Just some random thoughts on this. While I like the general idea, it also blocks off some things like using TBAA in such melded functions. And omitting TBAA information (once we generate it in the first place) would probably have to happen for any meldable function, regardless of whether melding actually happens.

If you do this, I think you might want to bitcast the arguments instead of the function. AFAICT, before inlining LLVM has to eliminate the bitcast on the call, so it would have to transform things to have the casts on the arguments instead. That might account for some the compile time increase you saw.

Regarding the resulting file sizes, it would be interesting to see if you get comparable results when the MergeFunc pass is enabled. It’s currently disabled due to issues with debug info, but it has the advantage that it can reduce the binary size while still allowing for things like TBAA to be used, because it runs late in the optimization process and AA info is only discarded iff a merge happens.

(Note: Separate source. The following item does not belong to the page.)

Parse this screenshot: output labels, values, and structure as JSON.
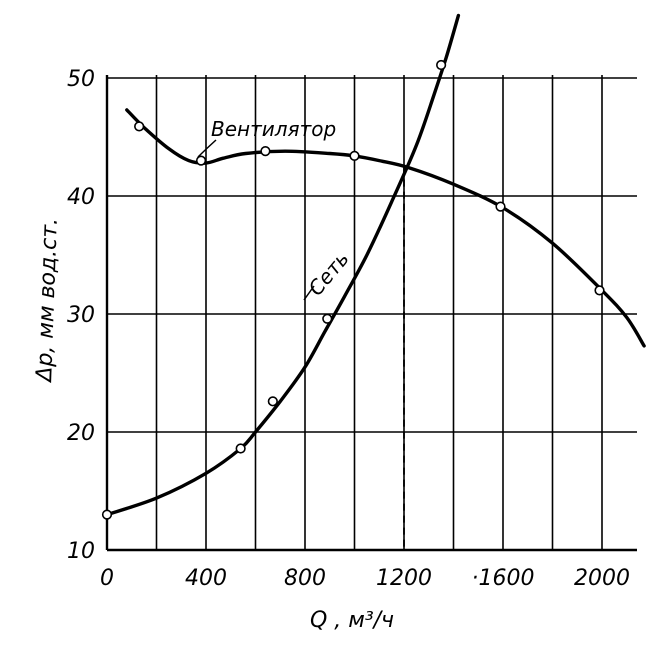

@dotdash interesting point about casting the arguments, thanks. @sunfish also suggested that might be nicer to LLVM but he wasn’t sure in either case what the impact would be.

How does this differ from the LLVM MergeFunctions pass?

Could the existence of this optimization pass explain why pre-melding does not seem to affect binary size?

@matthieum I’m not that familiar with the details of LLVM mergefunc, except that it has a reputation as not working, many people have tried and failed.

A Rust implementation benefits from having much better semantic information. Concretely, this implementation only tries to merge redundant monomorphizations of the same generic function - iow the search space is very small, and hopefully more likely to find a merge, compared to LLVM’s task of merging arbitrary functions.

I don’t know to what extent mergefunc affects our compilation, though I do recall being strongly recommended we not run it because it is so broke (I think we do run it…).

I just checked our source and LLVM mergefunc is commented out because ‘it causes crashes’.

@brson Those crashes are most likely https://github.com/rust-lang/rust/issues/23566. At least I’m not aware of any other problems. Things being really broken is probably an old thing, I guess? We fixed a number of issues with that pass in LLVM before we enabled it in rustc.

If there is a consistent 1% size improvement, then it is worthwhile, especially for embedded use cases.